Epperson v. Nugent

57 Miss. 45 | Miss. | 1879

Campbell, J.,

delivered the opinion of the court.

The liability of an infant for necessaries is based on the necessity of his situation. As he must live, the law allows to any one supplying his wants a reasonable compensation. The law implies the promise to pay from the necessity of his situation. What are “ necessaries ” cannot be determined by any arbitrary and inflexible rule. It depends on circumstances, and each case must be governed by its own. It is stated in the books that the wants supplied must be personal to the infant, either for the body or the mind, in order to come within the description of necessaries, and that counsel fees and expenditures in a lawsuit are generally excluded. This is, no doubt, the general rule, and for an obvious reason. Usually an infant who has an estate has a guardian, who may and should engage and pay counsel, where the interests of the infant committed to his guardianship require it.

When an infant has no guardian, but has rights involved in litigation, and a lawyer has espoused the cause of the infant and devoted his services to the protection of the interests of the infant in such litigation, and as the result of the litigation an estate has been secured to the infant, it is just and proper, and within the principle on which an infant is held liable for necessaries, that the reasonable fees of such counsel should be paid out of the estate thus obtained^ If the infant had had a guardian who had employed and paid counsel, he would have *48been entitled to reimbursement out of the estate of his ward for the reasonable fees so paid, to be allowed on settlement by the Chancery Court. Shall the fact that the infant had no guardian, until the acquisition of the estate involved in the litigation in which the services of counsel were rendered made one necessary, deprive counsel of just compensation ? We say, no! It will operate for the benefit of infants to allow just compensation for counsel fees and expenditures in their behalf in maintaining their rights in litigation which results in securing to them the means of supplying their wants. In Pugh v. Dorsey, 8 S. & M. 379, the jurisdiction of the Chancery Court to decree compensation to a lawyer who had rendered his services, as such, to minors was denied, on the ground that his remedy, if any, was at law. At that time the Probate Court had exclusive jurisdiction of minors’ business, and the Chancery Court had nothing to do with minors as such. Now the Chancery Courts have jurisdiction of minors’ business, and “ of all demands against the same.” Const, art. 6, § 16; Code 1871, § 976.
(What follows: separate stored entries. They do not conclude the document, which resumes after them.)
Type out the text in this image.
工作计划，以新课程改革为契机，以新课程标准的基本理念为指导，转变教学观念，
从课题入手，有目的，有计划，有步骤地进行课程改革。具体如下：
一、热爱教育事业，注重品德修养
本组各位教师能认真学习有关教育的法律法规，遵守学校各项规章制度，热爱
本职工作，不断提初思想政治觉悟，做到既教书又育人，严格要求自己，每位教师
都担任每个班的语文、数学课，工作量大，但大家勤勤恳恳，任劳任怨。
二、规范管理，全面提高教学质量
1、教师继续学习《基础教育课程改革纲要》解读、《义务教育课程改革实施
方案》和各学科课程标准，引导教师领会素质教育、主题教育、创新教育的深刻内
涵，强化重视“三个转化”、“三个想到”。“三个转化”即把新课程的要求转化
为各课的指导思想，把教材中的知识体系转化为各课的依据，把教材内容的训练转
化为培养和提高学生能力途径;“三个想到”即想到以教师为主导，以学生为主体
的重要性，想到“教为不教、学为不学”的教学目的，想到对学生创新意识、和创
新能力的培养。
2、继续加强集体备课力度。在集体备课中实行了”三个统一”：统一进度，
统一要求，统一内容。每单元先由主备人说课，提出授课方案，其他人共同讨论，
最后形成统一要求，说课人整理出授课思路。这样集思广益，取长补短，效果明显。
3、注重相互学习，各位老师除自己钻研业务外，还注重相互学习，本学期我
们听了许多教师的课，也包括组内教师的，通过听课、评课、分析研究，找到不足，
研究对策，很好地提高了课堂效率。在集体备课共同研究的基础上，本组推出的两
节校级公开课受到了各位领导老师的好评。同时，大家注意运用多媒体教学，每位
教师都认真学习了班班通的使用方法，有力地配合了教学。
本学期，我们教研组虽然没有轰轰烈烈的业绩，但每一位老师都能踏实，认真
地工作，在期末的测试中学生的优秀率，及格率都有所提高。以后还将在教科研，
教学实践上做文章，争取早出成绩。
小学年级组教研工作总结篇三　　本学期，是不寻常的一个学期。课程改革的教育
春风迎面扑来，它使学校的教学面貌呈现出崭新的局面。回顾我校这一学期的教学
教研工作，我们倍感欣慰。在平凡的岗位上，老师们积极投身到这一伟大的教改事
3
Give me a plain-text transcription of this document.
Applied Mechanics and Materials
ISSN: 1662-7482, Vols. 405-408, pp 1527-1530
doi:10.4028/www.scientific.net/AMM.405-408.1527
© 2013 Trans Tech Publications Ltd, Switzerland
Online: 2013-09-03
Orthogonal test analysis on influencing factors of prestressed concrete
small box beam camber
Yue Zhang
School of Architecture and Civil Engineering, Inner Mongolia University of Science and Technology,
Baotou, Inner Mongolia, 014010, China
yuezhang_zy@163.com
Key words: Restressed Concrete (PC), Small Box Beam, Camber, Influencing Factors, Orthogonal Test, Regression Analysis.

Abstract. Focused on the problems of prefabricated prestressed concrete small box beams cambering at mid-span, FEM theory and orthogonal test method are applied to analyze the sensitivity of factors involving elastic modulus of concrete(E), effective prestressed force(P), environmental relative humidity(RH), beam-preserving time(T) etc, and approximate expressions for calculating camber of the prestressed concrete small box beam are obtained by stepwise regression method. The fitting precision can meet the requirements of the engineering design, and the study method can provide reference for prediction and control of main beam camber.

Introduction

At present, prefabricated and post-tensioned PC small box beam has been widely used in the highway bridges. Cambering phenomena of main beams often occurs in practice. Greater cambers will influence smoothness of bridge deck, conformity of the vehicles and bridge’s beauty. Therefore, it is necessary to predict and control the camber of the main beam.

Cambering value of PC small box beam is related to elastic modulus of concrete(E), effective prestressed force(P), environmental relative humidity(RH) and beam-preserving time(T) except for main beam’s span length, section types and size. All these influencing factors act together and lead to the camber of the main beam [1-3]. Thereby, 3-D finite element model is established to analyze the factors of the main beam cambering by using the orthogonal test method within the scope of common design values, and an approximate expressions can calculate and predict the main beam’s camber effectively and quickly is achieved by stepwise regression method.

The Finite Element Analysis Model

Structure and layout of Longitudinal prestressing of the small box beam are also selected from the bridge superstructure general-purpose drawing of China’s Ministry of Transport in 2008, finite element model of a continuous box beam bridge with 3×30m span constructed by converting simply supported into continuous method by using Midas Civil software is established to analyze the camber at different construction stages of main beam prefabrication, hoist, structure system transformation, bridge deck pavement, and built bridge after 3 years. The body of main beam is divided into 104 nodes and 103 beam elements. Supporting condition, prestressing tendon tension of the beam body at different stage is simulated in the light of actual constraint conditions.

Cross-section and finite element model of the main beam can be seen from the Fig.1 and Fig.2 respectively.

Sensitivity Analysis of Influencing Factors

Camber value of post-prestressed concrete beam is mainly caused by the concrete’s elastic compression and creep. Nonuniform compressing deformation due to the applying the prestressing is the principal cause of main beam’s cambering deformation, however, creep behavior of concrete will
The petition prays that the court shall ascertain what is a proper compensation for the services of the petitioner, and direct its payment by the guardian out of the estate of the minor, which the services of the petitioner contributed to secure. The court to which this application is made has jurisdiction of the person and estate of the minor, and is the appropriate tribunal to determine the matter brought before it by the petition. The case made by it commends itself to favorable consideration from the exceptional circumstances it presents. Decree affirmed.